Probably one of the finest films about the French Revolution, Wajda’s version of the fight between the two major personalities of the Revolution – Danton and Robespierre – had parallels with the situation at the time in his home country of Poland. The Communists had just declared marshal law and cracked down on the Solidarity movement there. They made any assembly of four or more people illegal, so Wajda moved the entire planned production to Paris. He used a group of top Polish actors, speaking in Polish, plus Depardieu as a very convincing Danton and the rest of the actors speaking French. One does notice the lip movements in close ups of Robespierre and others don’t even come close to the French soundtrack.

While other films and books have had Robespierre as the main protagonist, in spite of his icy character and committed continuation of the Terror of the Guillotine – of which he was finally also a victim – Wajda made the earthy glutton Danton the hero of his film.  Danton has a good part of the populace on his side and although he voted to behead the king he now wants to halt the Reign of Terror and stop the Public Safety Committee, which is working at supporting Robespierre as a ruthless dictator.

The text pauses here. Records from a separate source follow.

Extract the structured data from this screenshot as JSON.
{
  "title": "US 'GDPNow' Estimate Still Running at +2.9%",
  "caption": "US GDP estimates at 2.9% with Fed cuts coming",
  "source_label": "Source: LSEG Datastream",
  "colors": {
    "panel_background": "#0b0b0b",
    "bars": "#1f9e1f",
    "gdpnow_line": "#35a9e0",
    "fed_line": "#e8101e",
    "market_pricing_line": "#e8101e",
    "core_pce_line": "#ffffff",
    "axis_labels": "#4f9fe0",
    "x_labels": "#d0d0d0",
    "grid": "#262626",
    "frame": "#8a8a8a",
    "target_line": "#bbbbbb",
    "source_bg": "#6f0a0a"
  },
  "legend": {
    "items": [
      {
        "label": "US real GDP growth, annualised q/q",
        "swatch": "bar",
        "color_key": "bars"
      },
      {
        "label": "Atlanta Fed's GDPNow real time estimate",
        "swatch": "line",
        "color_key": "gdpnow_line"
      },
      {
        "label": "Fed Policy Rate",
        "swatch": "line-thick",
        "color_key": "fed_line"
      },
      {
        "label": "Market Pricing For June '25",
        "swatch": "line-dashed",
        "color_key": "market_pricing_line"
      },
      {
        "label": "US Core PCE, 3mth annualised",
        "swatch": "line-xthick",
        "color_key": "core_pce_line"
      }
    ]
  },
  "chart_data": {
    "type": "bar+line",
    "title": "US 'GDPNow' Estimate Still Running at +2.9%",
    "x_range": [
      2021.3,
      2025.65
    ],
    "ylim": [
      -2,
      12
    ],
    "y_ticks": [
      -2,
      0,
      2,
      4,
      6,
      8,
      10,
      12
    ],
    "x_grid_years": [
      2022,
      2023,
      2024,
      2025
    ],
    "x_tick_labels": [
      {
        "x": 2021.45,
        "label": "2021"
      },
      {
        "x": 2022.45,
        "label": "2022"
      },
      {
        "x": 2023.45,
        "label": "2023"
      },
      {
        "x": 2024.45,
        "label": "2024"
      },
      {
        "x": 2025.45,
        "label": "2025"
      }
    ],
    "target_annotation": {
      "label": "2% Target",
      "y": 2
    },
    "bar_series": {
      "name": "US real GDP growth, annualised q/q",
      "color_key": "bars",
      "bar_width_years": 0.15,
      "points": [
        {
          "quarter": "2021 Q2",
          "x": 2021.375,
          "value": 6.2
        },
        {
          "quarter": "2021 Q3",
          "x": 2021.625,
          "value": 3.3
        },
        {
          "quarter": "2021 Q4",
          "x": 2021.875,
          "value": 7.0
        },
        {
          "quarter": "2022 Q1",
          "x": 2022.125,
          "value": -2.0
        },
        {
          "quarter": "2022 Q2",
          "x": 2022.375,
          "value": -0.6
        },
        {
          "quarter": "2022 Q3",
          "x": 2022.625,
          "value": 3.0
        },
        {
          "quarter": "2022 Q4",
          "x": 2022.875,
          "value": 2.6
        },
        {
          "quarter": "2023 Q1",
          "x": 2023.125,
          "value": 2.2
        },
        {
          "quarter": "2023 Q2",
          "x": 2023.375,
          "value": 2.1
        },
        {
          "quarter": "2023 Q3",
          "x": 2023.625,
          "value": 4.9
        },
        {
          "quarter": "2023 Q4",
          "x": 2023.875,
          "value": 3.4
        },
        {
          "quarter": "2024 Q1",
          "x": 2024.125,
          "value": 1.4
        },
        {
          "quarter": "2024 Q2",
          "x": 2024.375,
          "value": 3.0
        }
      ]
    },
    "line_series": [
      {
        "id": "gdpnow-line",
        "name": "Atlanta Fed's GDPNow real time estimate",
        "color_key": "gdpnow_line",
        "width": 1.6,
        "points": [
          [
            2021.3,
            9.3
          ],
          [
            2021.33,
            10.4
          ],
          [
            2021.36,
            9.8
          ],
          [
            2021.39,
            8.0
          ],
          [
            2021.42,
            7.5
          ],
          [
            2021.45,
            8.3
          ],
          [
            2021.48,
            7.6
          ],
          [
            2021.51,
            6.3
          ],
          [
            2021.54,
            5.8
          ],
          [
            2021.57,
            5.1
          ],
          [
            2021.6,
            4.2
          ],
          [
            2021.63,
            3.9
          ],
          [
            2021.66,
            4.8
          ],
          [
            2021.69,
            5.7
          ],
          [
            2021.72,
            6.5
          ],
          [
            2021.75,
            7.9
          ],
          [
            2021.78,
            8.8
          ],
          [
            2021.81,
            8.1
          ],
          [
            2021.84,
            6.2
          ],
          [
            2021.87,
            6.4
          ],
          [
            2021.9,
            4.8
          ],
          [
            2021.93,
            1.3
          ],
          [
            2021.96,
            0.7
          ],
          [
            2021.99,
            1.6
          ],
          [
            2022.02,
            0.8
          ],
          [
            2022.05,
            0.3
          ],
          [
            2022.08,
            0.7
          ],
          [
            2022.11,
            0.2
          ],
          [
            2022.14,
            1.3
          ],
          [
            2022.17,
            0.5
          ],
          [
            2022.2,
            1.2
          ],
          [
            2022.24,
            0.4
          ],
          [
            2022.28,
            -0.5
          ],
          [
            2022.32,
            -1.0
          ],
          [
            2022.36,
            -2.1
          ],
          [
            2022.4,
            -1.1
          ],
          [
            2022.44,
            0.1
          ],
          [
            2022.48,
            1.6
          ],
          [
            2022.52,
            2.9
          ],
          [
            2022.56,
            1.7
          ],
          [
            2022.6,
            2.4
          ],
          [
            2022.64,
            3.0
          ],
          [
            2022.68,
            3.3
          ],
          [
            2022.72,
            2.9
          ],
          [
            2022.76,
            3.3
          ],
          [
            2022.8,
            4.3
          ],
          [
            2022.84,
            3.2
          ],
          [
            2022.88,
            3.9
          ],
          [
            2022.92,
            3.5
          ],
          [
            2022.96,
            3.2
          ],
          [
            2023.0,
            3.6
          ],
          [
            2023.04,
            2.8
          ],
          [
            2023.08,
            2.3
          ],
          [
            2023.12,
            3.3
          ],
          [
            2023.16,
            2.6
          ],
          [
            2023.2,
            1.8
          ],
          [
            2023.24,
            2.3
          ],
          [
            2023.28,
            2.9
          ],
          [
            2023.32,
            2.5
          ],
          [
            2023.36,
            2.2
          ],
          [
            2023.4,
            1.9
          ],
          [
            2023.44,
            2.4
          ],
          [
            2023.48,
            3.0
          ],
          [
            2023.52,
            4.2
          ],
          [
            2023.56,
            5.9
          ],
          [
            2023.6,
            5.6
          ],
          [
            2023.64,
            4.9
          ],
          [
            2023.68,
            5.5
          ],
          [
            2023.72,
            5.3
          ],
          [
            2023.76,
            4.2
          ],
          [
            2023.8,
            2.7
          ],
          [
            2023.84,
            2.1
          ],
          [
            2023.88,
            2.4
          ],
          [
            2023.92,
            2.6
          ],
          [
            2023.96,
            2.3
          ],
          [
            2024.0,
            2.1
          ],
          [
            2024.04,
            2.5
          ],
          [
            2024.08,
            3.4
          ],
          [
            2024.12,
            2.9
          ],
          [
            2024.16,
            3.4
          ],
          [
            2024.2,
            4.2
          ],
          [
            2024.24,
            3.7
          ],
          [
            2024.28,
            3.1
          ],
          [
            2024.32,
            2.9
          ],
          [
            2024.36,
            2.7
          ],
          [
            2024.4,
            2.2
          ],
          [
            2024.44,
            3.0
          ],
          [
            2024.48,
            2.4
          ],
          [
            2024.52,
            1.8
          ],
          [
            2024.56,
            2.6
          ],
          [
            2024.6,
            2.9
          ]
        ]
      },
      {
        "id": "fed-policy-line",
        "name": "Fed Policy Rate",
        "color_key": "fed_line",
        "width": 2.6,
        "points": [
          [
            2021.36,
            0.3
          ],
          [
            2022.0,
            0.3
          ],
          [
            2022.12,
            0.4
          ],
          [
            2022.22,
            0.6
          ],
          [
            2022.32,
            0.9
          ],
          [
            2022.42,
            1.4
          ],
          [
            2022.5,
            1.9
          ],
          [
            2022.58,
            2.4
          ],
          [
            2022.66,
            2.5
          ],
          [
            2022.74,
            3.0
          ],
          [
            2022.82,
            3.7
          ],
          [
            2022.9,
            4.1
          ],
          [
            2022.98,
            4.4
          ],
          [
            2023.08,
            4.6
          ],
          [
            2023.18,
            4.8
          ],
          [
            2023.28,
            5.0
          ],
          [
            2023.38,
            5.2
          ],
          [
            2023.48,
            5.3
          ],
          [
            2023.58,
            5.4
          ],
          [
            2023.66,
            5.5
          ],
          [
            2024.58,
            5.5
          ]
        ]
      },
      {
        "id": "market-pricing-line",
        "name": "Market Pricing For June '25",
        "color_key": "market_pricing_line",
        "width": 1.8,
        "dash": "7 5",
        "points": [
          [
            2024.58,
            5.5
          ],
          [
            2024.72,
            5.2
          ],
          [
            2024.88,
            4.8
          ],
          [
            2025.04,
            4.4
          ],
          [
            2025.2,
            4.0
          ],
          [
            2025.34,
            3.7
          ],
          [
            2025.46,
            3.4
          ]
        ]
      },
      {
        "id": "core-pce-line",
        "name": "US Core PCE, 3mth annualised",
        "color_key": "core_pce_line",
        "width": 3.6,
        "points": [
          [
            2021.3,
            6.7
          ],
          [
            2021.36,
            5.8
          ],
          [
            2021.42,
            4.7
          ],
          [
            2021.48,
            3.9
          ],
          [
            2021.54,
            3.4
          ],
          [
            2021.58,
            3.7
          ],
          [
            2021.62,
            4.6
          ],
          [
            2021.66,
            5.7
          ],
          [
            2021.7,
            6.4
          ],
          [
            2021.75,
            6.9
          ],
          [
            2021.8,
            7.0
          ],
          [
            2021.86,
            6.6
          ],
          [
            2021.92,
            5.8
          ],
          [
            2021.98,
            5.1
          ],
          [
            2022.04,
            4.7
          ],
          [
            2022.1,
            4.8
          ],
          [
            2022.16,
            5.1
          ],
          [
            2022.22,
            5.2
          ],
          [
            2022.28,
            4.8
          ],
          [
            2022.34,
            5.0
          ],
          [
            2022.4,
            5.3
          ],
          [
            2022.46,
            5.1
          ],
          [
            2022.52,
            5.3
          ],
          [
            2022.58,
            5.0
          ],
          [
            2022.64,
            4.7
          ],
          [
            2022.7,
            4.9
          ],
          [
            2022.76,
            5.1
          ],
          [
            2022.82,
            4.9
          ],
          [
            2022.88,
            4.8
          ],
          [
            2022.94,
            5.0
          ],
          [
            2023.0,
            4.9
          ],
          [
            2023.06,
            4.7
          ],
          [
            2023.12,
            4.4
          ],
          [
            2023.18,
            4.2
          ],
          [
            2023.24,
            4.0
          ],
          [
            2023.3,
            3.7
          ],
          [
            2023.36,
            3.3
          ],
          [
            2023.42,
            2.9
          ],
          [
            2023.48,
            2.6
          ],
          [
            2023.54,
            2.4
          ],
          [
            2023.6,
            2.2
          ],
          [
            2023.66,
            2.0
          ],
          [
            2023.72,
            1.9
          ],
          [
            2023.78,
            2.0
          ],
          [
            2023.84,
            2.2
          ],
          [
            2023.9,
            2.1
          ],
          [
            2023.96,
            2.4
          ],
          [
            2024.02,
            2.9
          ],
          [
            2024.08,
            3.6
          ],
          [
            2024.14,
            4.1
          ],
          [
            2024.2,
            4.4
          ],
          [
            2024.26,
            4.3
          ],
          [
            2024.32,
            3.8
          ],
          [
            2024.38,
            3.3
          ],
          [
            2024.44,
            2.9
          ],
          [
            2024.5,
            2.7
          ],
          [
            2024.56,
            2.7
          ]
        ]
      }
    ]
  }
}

The use of genuine French locations added much to the production. Wajda found a suburb of Paris that stood in for the Place de Concorde, where most of the executions took place in front of huge crowds who vied for the best seats each day. Depardieu is superb as Danton, and his stressed condition, as well as nearly all the others involved, is well conveyed. Most slept in the National Convention building and didn’t change clothes, most were plagued with lack of enough sleep.  The brutality of the Terror is portrayed convincingly, and on the way to the Guillotine Danton predicts that Robespierre will be next, and he was.

The transfer is excellent, as with all Criterion DVDs, and the two featurettes are well worth viewing.